“Al corazón contrito y humillado no despreciarás tú, oh Dios” (Salmo 51:17)
“Él mira sobre los hombres; y al que dijere: Pequé, y pervertí lo recto, Y no me ha aprovechado, Dios redimirá…” (Job 33:27.28)
“Mi pecado te declaré, y no encubrí mi iniquidad. Dije: Confesaré mis transgresiones a Jehová; Y tú perdonaste la maldad de mi pecado” (Salmo 32:5)
La Palabra enseña que el pecado acarrea condenación, pero que Cristo murió por nuestros pecados.
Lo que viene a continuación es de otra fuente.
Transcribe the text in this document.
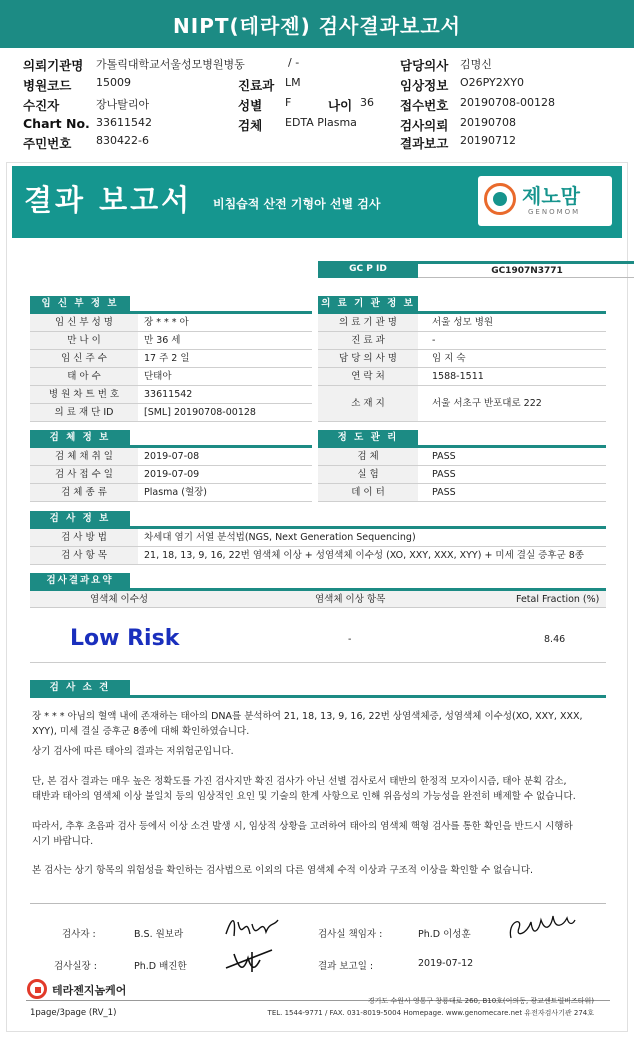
NIPT(테라젠) 검사결과보고서
의뢰기관명 가톨릭대학교서울성모병원병동	/ -	담당의사 김명신
병원코드 15009	진료과 LM	임상정보 O26PY2XY0
수진자	장나탈리아	성별 F	나이 36 접수번호 20190708-00128
Chart No. 33611542	검체 EDTA Plasma	검사의뢰 20190708
주민번호 830422-6	결과보고 20190712
결과 보고서 비침습적 산전 기형아 선별 검사	제노맘
GENOMOM
GC P ID	GC1907N3771
임 신 부 정 보
임 신 부 성 명	장 * * * 아
만 나 이	만 36 세
임 신 주 수	17 주 2 일
태 아 수	단태아
병 원 차 트 번 호	33611542
의 료 재 단 ID	[SML] 20190708-00128
의 료 기 관 정 보
의 료 기 관 명	서울 성모 병원
진 료 과	-
담 당 의 사 명	임 지 숙
연 락 처	1588-1511
소 재 지	서울 서초구 반포대로 222
검 체 정 보
검 체 채 취 일	2019-07-08
검 사 접 수 일	2019-07-09
검 체 종 류	Plasma (혈장)
정 도 관 리
검 체	PASS
실 험	PASS
데 이 터	PASS
검 사 정 보
검 사 방 법	차세대 염기 서열 분석법(NGS, Next Generation Sequencing)
검 사 항 목	21, 18, 13, 9, 16, 22번 염색체 이상 + 성염색체 이수성 (XO, XXY, XXX, XYY) + 미세 결실 증후군 8종
검사결과요약
염색체 이수성	염색체 이상 항목	Fetal Fraction (%)
Low Risk	-	8.46
검 사 소 견
장 * * * 아님의 혈액 내에 존재하는 태아의 DNA를 분석하여 21, 18, 13, 9, 16, 22번 상염색체증, 성염색체 이수성(XO, XXY, XXX,
XYY), 미세 결실 증후군 8종에 대해 확인하였습니다.
상기 검사에 따른 태아의 결과는 저위험군입니다.
단, 본 검사 결과는 매우 높은 정확도를 가진 검사지만 확진 검사가 아닌 선별 검사로서 태반의 한정적 모자이시즘, 태아 분획 감소,
태반과 태아의 염색체 이상 불일치 등의 임상적인 요인 및 기술의 한계 사항으로 인해 위음성의 가능성을 완전히 배제할 수 없습니다.
따라서, 추후 초음파 검사 등에서 이상 소견 발생 시, 임상적 상황을 고려하여 태아의 염색체 핵형 검사를 통한 확인을 반드시 시행하
시기 바랍니다.
본 검사는 상기 항목의 위험성을 확인하는 검사법으로 이외의 다른 염색체 수적 이상과 구조적 이상을 확인할 수 없습니다.
검사자 :	B.S. 원보라	검사실 책임자 :	Ph.D 이성훈
검사실장 :	Ph.D 배진한	결과 보고일 :	2019-07-12
테라젠지놈케어
경기도 수원시 영통구 창룡대로 260, B10호(이의동, 광교센트럴비즈타워)
TEL. 1544-9771 / FAX. 031-8019-5004 Homepage. www.genomecare.net 유전자검사기관 274호
1page/3page (RV_1)
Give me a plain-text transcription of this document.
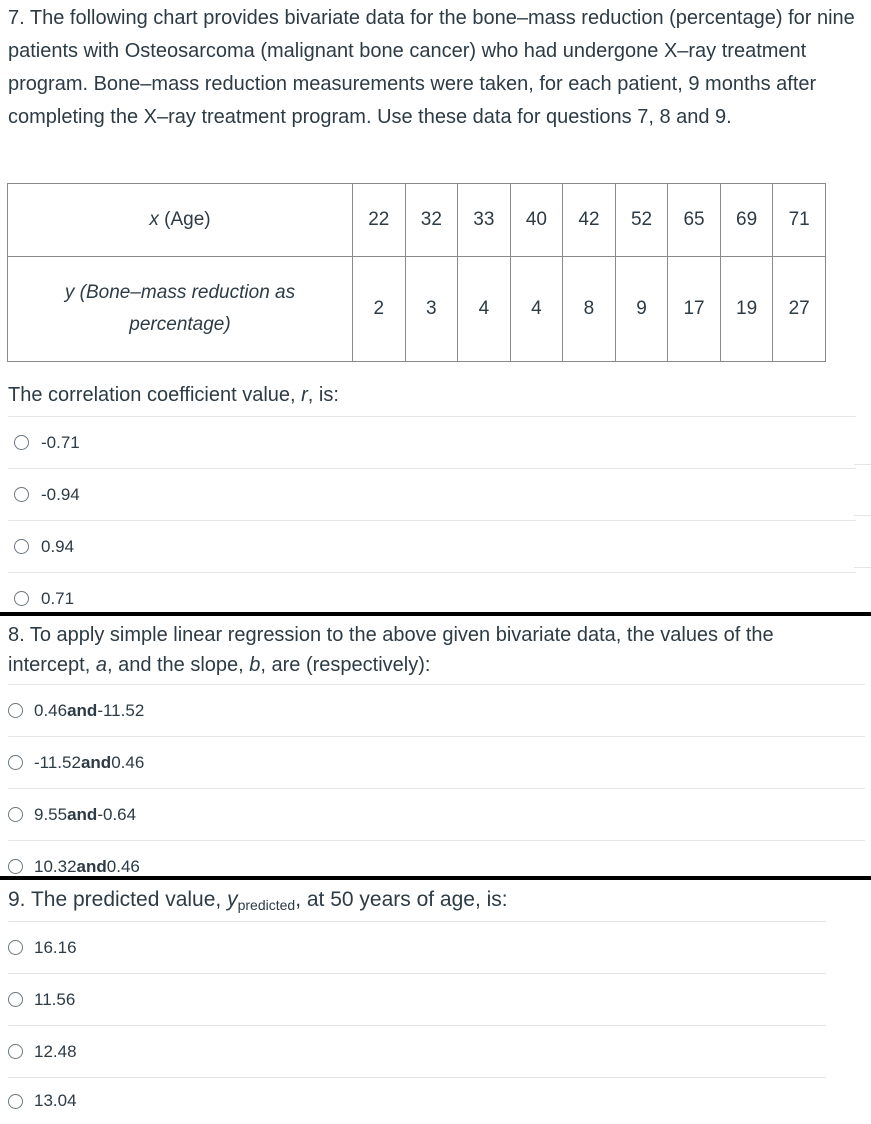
7. The following chart provides bivariate data for the bone–mass reduction (percentage) for nine patients with Osteosarcoma (malignant bone cancer) who had undergone X–ray treatment program. Bone–mass reduction measurements were taken, for each patient, 9 months after completing the X–ray treatment program. Use these data for questions 7, 8 and 9.
x (Age)	22	32	33	40	42	52	65	69	71
y (Bone–mass reduction as
percentage)	2	3	4	4	8	9	17	19	27
The correlation coefficient value, r, is:
-0.71
-0.94
0.94
0.71
8. To apply simple linear regression to the above given bivariate data, the values of the
intercept, a, and the slope, b, are (respectively):
0.46 and -11.52
-11.52 and 0.46
9.55 and -0.64
10.32 and 0.46
9. The predicted value, $y_{predicted}$, at 50 years of age, is:
16.16
11.56
12.48
13.04
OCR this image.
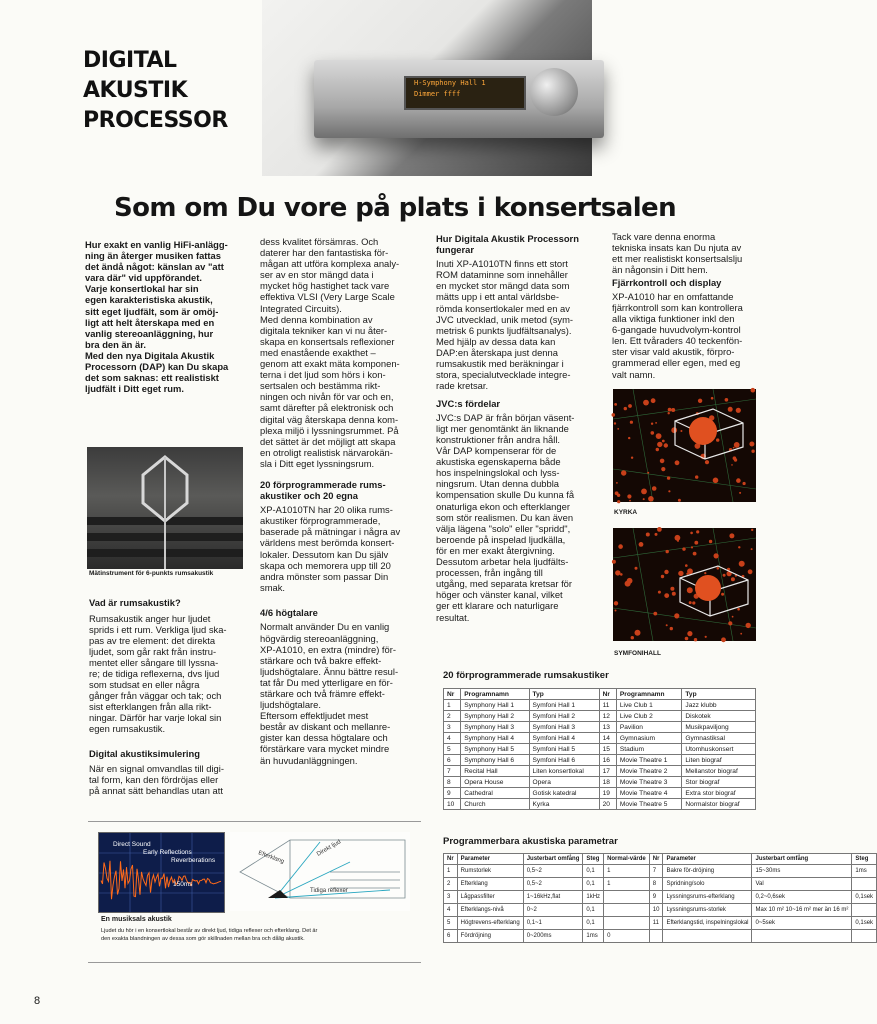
DIGITAL
AKUSTIK
PROCESSOR
H-Symphony Hall 1
Dimmer ffff
Som om Du vore på plats i konsertsalen

Hur exakt en vanlig HiFi-anlägg-

ning än återger musiken fattas

det ändå något: känslan av "att

vara där" vid uppförandet.

Varje konsertlokal har sin

egen karakteristiska akustik,

sitt eget ljudfält, som är omöj-

ligt att helt återskapa med en

vanlig stereoanläggning, hur

bra den än är.

Med den nya Digitala Akustik

Processorn (DAP) kan Du skapa

det som saknas: ett realistiskt

ljudfält i Ditt eget rum.

Mätinstrument för 6-punkts rumsakustik
Vad är rumsakustik?

Rumsakustik anger hur ljudet

sprids i ett rum. Verkliga ljud ska-

pas av tre element: det direkta

ljudet, som går rakt från instru-

mentet eller sångare till lyssna-

re; de tidiga reflexerna, dvs ljud

som studsat en eller några

gånger från väggar och tak; och

sist efterklangen från alla rikt-

ningar. Därför har varje lokal sin

egen rumsakustik.

Digital akustiksimulering

När en signal omvandlas till digi-

tal form, kan den fördröjas eller

på annat sätt behandlas utan att

dess kvalitet försämras. Och

daterer har den fantastiska för-

mågan att utföra komplexa analy-

ser av en stor mängd data i

mycket hög hastighet tack vare

effektiva VLSI (Very Large Scale

Integrated Circuits).

Med denna kombination av

digitala tekniker kan vi nu åter-

skapa en konsertsals reflexioner

med enastående exakthet –

genom att exakt mäta komponen-

terna i det ljud som hörs i kon-

sertsalen och bestämma rikt-

ningen och nivån för var och en,

samt därefter på elektronisk och

digital väg återskapa denna kom-

plexa miljö i lyssningsrummet. På

det sättet är det möjligt att skapa

en otroligt realistisk närvarokän-

sla i Ditt eget lyssningsrum.

20 förprogrammerade rums-

akustiker och 20 egna

XP-A1010TN har 20 olika rums-

akustiker förprogrammerade,

baserade på mätningar i några av

världens mest berömda konsert-

lokaler. Dessutom kan Du själv

skapa och memorera upp till 20

andra mönster som passar Din

smak.

4/6 högtalare

Normalt använder Du en vanlig

högvärdig stereoanläggning,

XP-A1010, en extra (mindre) för-

stärkare och två bakre effekt-

ljudshögtalare. Ännu bättre resul-

tat får Du med ytterligare en för-

stärkare och två främre effekt-

ljudshögtalare.

Eftersom effektljudet mest

består av diskant och mellanre-

gister kan dessa högtalare och

förstärkare vara mycket mindre

än huvudanläggningen.

Hur Digitala Akustik Processorn

fungerar

Inuti XP-A1010TN finns ett stort

ROM dataminne som innehåller

en mycket stor mängd data som

mätts upp i ett antal världsbe-

römda konsertlokaler med en av

JVC utvecklad, unik metod (sym-

metrisk 6 punkts ljudfältsanalys).

Med hjälp av dessa data kan

DAP:en återskapa just denna

rumsakustik med beräkningar i

stora, specialutvecklade integre-

rade kretsar.

JVC:s fördelar

JVC:s DAP är från början väsent-

ligt mer genomtänkt än liknande

konstruktioner från andra håll.

Vår DAP kompenserar för de

akustiska egenskaperna både

hos inspelningslokal och lyss-

ningsrum. Utan denna dubbla

kompensation skulle Du kunna få

onaturliga ekon och efterklanger

som stör realismen. Du kan även

välja lägena "solo" eller "spridd",

beroende på inspelad ljudkälla,

för en mer exakt återgivning.

Dessutom arbetar hela ljudfälts-

processen, från ingång till

utgång, med separata kretsar för

höger och vänster kanal, vilket

ger ett klarare och naturligare

resultat.

Tack vare denna enorma

tekniska insats kan Du njuta av

ett mer realistiskt konsertsalslju

än någonsin i Ditt hem.

Fjärrkontroll och display

XP-A1010 har en omfattande

fjärrkontroll som kan kontrollera

alla viktiga funktioner inkl den

6-gangade huvudvolym-kontrol

len. Ett tvåraders 40 teckenfön-

ster visar vald akustik, förpro-

grammerad eller egen, med eg

valt namn.

KYRKA
SYMFONIHALL
20 förprogrammerade rumsakustiker
Nr	Programnamn	Typ	Nr	Programnamn	Typ
1	Symphony Hall 1	Symfoni Hall 1	11	Live Club 1	Jazz klubb
2	Symphony Hall 2	Symfoni Hall 2	12	Live Club 2	Diskotek
3	Symphony Hall 3	Symfoni Hall 3	13	Pavilion	Musikpaviljong
4	Symphony Hall 4	Symfoni Hall 4	14	Gymnasium	Gymnastiksal
5	Symphony Hall 5	Symfoni Hall 5	15	Stadium	Utomhuskonsert
6	Symphony Hall 6	Symfoni Hall 6	16	Movie Theatre 1	Liten biograf
7	Recital Hall	Liten konsertlokal	17	Movie Theatre 2	Mellanstor biograf
8	Opera House	Opera	18	Movie Theatre 3	Stor biograf
9	Cathedral	Gotisk katedral	19	Movie Theatre 4	Extra stor biograf
10	Church	Kyrka	20	Movie Theatre 5	Normalstor biograf
Programmerbara akustiska parametrar
Nr	Parameter	Justerbart omfång	Steg	Normal-värde	Nr	Parameter	Justerbart omfång	Steg
1	Rumstorlek	0,5~2	0,1	1	7	Bakre för-dröjning	15~30ms	1ms
2	Efterklang	0,5~2	0,1	1	8	Spridning/solo	Val	
3	Lågpassfilter	1~16kHz,flat	1kHz		9	Lyssningsrums-efterklang	0,2~0,6sek	0,1sek
4	Efterklangs-nivå	0~2	0,1		10	Lyssningsrums-storlek	Max 10 m² 10~16 m² mer än 16 m²	
5	Högtrevens-efterklang	0,1~1	0,1		11	Efterklangstid, inspelningslokal	0~5sek	0,1sek
6	Fördröjning	0~200ms	1ms	0				
Direct Sound
Early Reflections
Reverberations
150ms
Efterklang	Direkt ljud
Tidiga reflexer
En musiksals akustik
Ljudet du hör i en konsertlokal består av direkt ljud, tidiga reflexer och efterklang. Det är
den exakta blandningen av dessa som gör skillnaden mellan bra och dålig akustik.
8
Por eso, los pecados que puede cometer el creyente que deja que su naturaleza pecaminosa se manifieste, interrumpen su comunión con Dios y el disfrute del gozo de su salvación. (Salmo 51: 12) pero no lo vuelve a colocar bajo la condenación eterna.
Por eso, la Biblia enseña que cuando un creyente peca, debe confesar su pecado. Confesar es volcar el corazón delante de Dios, reconociendo lo que se ha hecho mal. Es más profundo que pedir simplemente perdón, porque es la manifestación de un corazón que siente que ha ofendido a Dios, y se lo dice a través de una oración sincera no justificando nada. Y escrito está: “Si confesamos nuestros pecados, él es fiel y justo para perdonar nuestros pecados, y limpiarnos de toda maldad” (1 Juan 1:9)
Al confesar el pecado, la comunión se restaura, y el gozo vuelve al corazón del creyente.
Si el que pecó, es un cristiano renacido, pedir perdón a Dios, en el sentido de que se lo perdone por medio de Cristo, es algo que Dios ya lo hizo.
La otra postura: La de pecar, y decir, “Oh Señor perdóname”, y listo, es algo poco profundo. Ante quien peca, Dios espera una confesión franca, y una confesión es un reconocimiento pleno que solo puede hacer un corazón arrepentido.